A line in 3-space (or indeed, n-space) can be defined as follows:

Let $A$ be the point such that $OA$ gives the position vector ${\bf a}$,similarly, let $B$ be such that $OB$ has position vector ${\bf b}$, then the equation of the passing through both A and B is $$ {\bf r} = {\bf a} + \lambda({\bf b} - {\bf a}) $$

Here, ${\bf r}$ represents the position vector of an arbitrary point on the line, specified by the parameter $\lambda$

vector equation of a line 1

Determine the vector equation of the line passing through the points $A(1,2,4)$ and $B(2,8,7)$.

Hence determine if the point $C(5,26,16)$ lies on the line. Show also that the point $D(5,12,18)$ does not lie on the line.

solution - press button to display

The equation of the line is $$ {\bf r} = \left(\begin{array}{c}1 \\ 2 \\ 4\end{array}\right) +\lambda\left(\begin{array}{c}1 \\ 6 \\ 3\end{array}\right) $$

To determine if the line passes through $C(5,26,16)$, consider the position vector $OC$. If $C$ lines on the line then, for some value of $\lambda$, $$ OC = \left(\begin{array}{c}1 \\ 2 \\ 4\end{array}\right) +\lambda\left(\begin{array}{c}1 \\ 6 \\ 3\end{array}\right) $$

This gives us three equations, $5 = 1 + \lambda,\; 26 = 2 + 6\lambda,\; 16 = 4 + 3\lambda$, the solution of all three yields $\lambda = 4$, consequently, the line passes through the point $C$. 

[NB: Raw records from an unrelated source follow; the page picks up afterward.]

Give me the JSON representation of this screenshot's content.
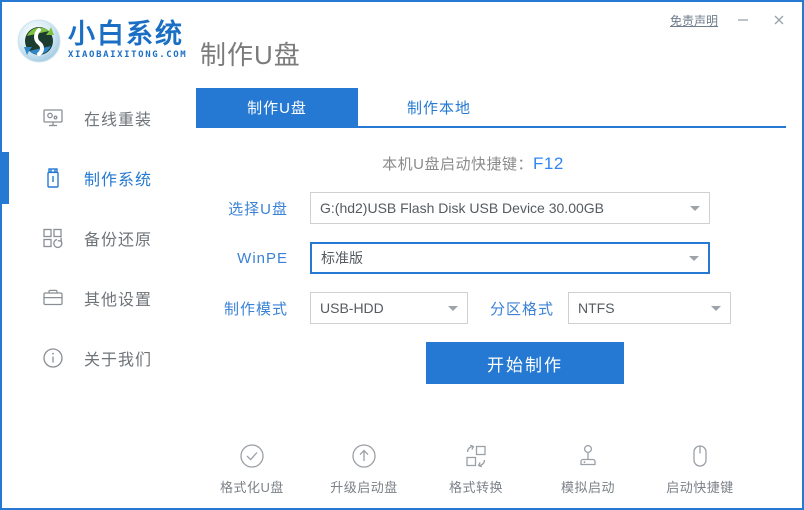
{
  "window": {
    "title": "制作U盘",
    "accent_color": "#2579d2",
    "border_color": "#2579d2"
  },
  "brand": {
    "name_cn": "小白系统",
    "name_en": "XIAOBAIXITONG.COM",
    "logo_icon": "recycle-circle-logo"
  },
  "titlebar": {
    "disclaimer_label": "免责声明",
    "minimize_icon": "minimize-icon",
    "close_icon": "close-icon"
  },
  "sidebar": {
    "items": [
      {
        "label": "在线重装",
        "icon": "monitor-icon",
        "active": false
      },
      {
        "label": "制作系统",
        "icon": "usb-drive-icon",
        "active": true
      },
      {
        "label": "备份还原",
        "icon": "backup-restore-icon",
        "active": false
      },
      {
        "label": "其他设置",
        "icon": "briefcase-icon",
        "active": false
      },
      {
        "label": "关于我们",
        "icon": "info-circle-icon",
        "active": false
      }
    ]
  },
  "main": {
    "tabs": [
      {
        "label": "制作U盘",
        "active": true
      },
      {
        "label": "制作本地",
        "active": false
      }
    ],
    "hint": {
      "text": "本机U盘启动快捷键：",
      "key": "F12",
      "key_color": "#2f86f2"
    },
    "form": {
      "usb_label": "选择U盘",
      "usb_value": "G:(hd2)USB Flash Disk USB Device 30.00GB",
      "winpe_label": "WinPE",
      "winpe_value": "标准版",
      "mode_label": "制作模式",
      "mode_value": "USB-HDD",
      "partition_label": "分区格式",
      "partition_value": "NTFS"
    },
    "submit_label": "开始制作"
  },
  "tools": [
    {
      "label": "格式化U盘",
      "icon": "check-circle-icon"
    },
    {
      "label": "升级启动盘",
      "icon": "arrow-up-circle-icon"
    },
    {
      "label": "格式转换",
      "icon": "format-convert-icon"
    },
    {
      "label": "模拟启动",
      "icon": "joystick-icon"
    },
    {
      "label": "启动快捷键",
      "icon": "mouse-icon"
    }
  ]
}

In contrast, with the point $D$, we get the following equation $$ OD = \left(\begin{array}{c}1 \\ 2 \\ 4\end{array}\right) +\lambda\left(\begin{array}{c}1 \\ 6 \\ 3\end{array}\right) $$ which gives rise to the three equations $$ 5 = 1 + \lambda, \; 12 = 2 + 6\lambda, \; 18 = 4 + 3\lambda $$ these equations are inconsistent and so we can conclude that the line does not pass through the point $D$.

vector equation of a line 2

Determine the vector equation of the line passing through the points $A(1,5,9)$ and $B(3,-2,6)$.

Hence determine the Cartesian equation of the line.

solution - press button to display

The vector equation of the line is $$ {\bf r} = \left(\begin{array}{c} 1 \\ 5 \\ 9 \end{array}\right) + \lambda \left(\begin{array}{c} 2 \\ -7 \\ -3 \end{array}\right) $$

To find the Cartesian equation, let ${\bf r}$ be given by $${\bf r} = \left(\begin{array}{c} x \\ y \\ z \end{array}\right)$$ then we can get three equations, $x = 1 + 2\lambda,\;y = 5 - 7\lambda,\;z = 9 - 3\lambda$. Making $\lambda$ the subject of these equations gives $$ \lambda = \frac{x-1}{2} = \frac{y-5}{-7} = \frac{z-9}{-3} $$

vector equation of a line 3

A line has vector equation $$ {\bf r} = \left(\begin{array}{c}2 \\ 8\\ 3\end{array}\right) + \lambda \left(\begin{array}{c}1 \\ 4\\ 1\end{array}\right) $$

Determine the minimum distance between the line and the origin

solution - press button to display

Let $P$ by the point on the line closest to the origin. Then $OP$ is perpendicular to the line. This implies that $$OP \cdot \left(\begin{array}{c}1 \\ 4\\ 1\end{array}\right)=0$$

We also note that $P$ is on the line, so there exists $\lambda_p$ such that $$ OP = \left(\begin{array}{c}2 \\ 8\\ 3\end{array}\right) + \lambda_p \left(\begin{array}{c}1 \\ 4\\ 1\end{array}\right) $$

Applying these two facts gives $$ OP\cdot \left(\begin{array}{c}1 \\ 4\\ 1\end{array}\right) = 0 \rightarrow 36 + 18\lambda_p = 0 $$ hence $\lambda_p = -2$

Subsitution of the value of $\lambda_p$ gives $OP = \left(\begin{array}{c}-1 \\ 0\\ 1\end{array}\right)$

The length of $OP$, $|OP| = \sqrt{2}$ and so the minimum distance between the origin and the line is $\sqrt{2}$